Investors Think China Tumult Will Cause Fed to Delay Liftoff -- Goldman

        By Kristen Scholer
        China's rout is making investors increasingly cautious, causing some to push back expectations of liftoff.
        "Our recent client meetings reveal that many investors believe economic uncertainty in China will cause the Fed to delay tightening until 2016," wrote David Kostin, chief U.S. equity strategist at Goldman Sachs Group Inc., in a note to clients Friday, just days before the Chinese stock market tanked 8.5% Monday.
        A 2016 liftoff does not reflect the view of Goldman economists, who believe the first rate rise in nearly a decade will come in December. Still, Mr. Kostin doesn't deny that China, along with other factors, is having an adverse impact.
        "A 20% collapse in Brent oil price during the past 10 weeks and heightened concerns regarding China growth prospects (including a 30% plunge in less than one month in the China A share index) have outweighed the boost from US economic acceleration," he said.
        While investors have benefited from low rates and may like them to stay around for longer, a postponement in liftoff due to unexpected challenges in the global economy isn't exactly a good thing.

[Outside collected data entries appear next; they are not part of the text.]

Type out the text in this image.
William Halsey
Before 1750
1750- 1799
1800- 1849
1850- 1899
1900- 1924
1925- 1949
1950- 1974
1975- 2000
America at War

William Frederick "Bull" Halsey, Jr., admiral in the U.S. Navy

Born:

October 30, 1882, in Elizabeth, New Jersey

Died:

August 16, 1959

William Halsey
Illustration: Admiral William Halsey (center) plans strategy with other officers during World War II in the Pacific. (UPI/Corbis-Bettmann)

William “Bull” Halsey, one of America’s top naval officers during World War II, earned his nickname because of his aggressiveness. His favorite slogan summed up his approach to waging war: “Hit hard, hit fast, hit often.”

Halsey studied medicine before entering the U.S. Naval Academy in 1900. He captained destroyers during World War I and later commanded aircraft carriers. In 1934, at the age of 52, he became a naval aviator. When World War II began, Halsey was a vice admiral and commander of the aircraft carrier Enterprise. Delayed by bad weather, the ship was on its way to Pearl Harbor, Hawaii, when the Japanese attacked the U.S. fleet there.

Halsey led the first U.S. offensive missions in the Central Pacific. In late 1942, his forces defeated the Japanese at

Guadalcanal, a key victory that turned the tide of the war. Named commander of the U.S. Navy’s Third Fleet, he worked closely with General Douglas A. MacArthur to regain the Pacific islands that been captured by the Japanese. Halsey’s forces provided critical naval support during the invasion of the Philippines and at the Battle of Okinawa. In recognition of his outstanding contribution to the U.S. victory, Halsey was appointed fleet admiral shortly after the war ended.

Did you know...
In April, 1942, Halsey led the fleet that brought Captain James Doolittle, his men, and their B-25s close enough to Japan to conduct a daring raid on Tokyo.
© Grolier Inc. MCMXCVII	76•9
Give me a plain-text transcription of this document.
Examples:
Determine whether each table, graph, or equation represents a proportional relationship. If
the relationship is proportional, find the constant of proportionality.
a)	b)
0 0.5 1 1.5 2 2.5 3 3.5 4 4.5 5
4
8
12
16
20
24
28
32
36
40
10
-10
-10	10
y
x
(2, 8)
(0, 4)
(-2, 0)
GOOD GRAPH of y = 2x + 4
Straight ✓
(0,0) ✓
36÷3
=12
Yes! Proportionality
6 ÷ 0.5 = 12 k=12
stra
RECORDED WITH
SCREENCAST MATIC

        The Fed begins a two-day meeting Tuesday before releasing a policy statement Wednesday in which it could provide more clarity on when it anticipates to raise interest rates.
        Fed Chair Janet Yellen has said she believes liftoff will happen this year. But with situations abroad -- from China to Greece -- worsening in the last month, speculation that the Fed may hold off on liftoff has picked up. The central bank said in its June statement that "international developments" could be reasons for a delay.
        The majority of private economists surveyed by the Wall Street Journal in mid-July said they expect the Fed to raise rates in September, though a growing number said the central bank may wait until December. Market participants largely expect the first rate increase in December.
        Amid China's stock market tumult Monday, Citigroup Inc. sent a note to clients saying that a "hard landing in China or a disorderly deterioration of the situation in Europe becoming systemic" pose the biggest downside risks to its interest rate outlook.
        Even so, the bank maintained its forecast that policy makers will raise rates in September and said that China's growth prospects are stabilizing and that the country's wild stock market gyrations will have a relatively muted impact on China's economy.
        As turbulence builds overseas, the Fed needs to see more hurdles cleared before it raises rates.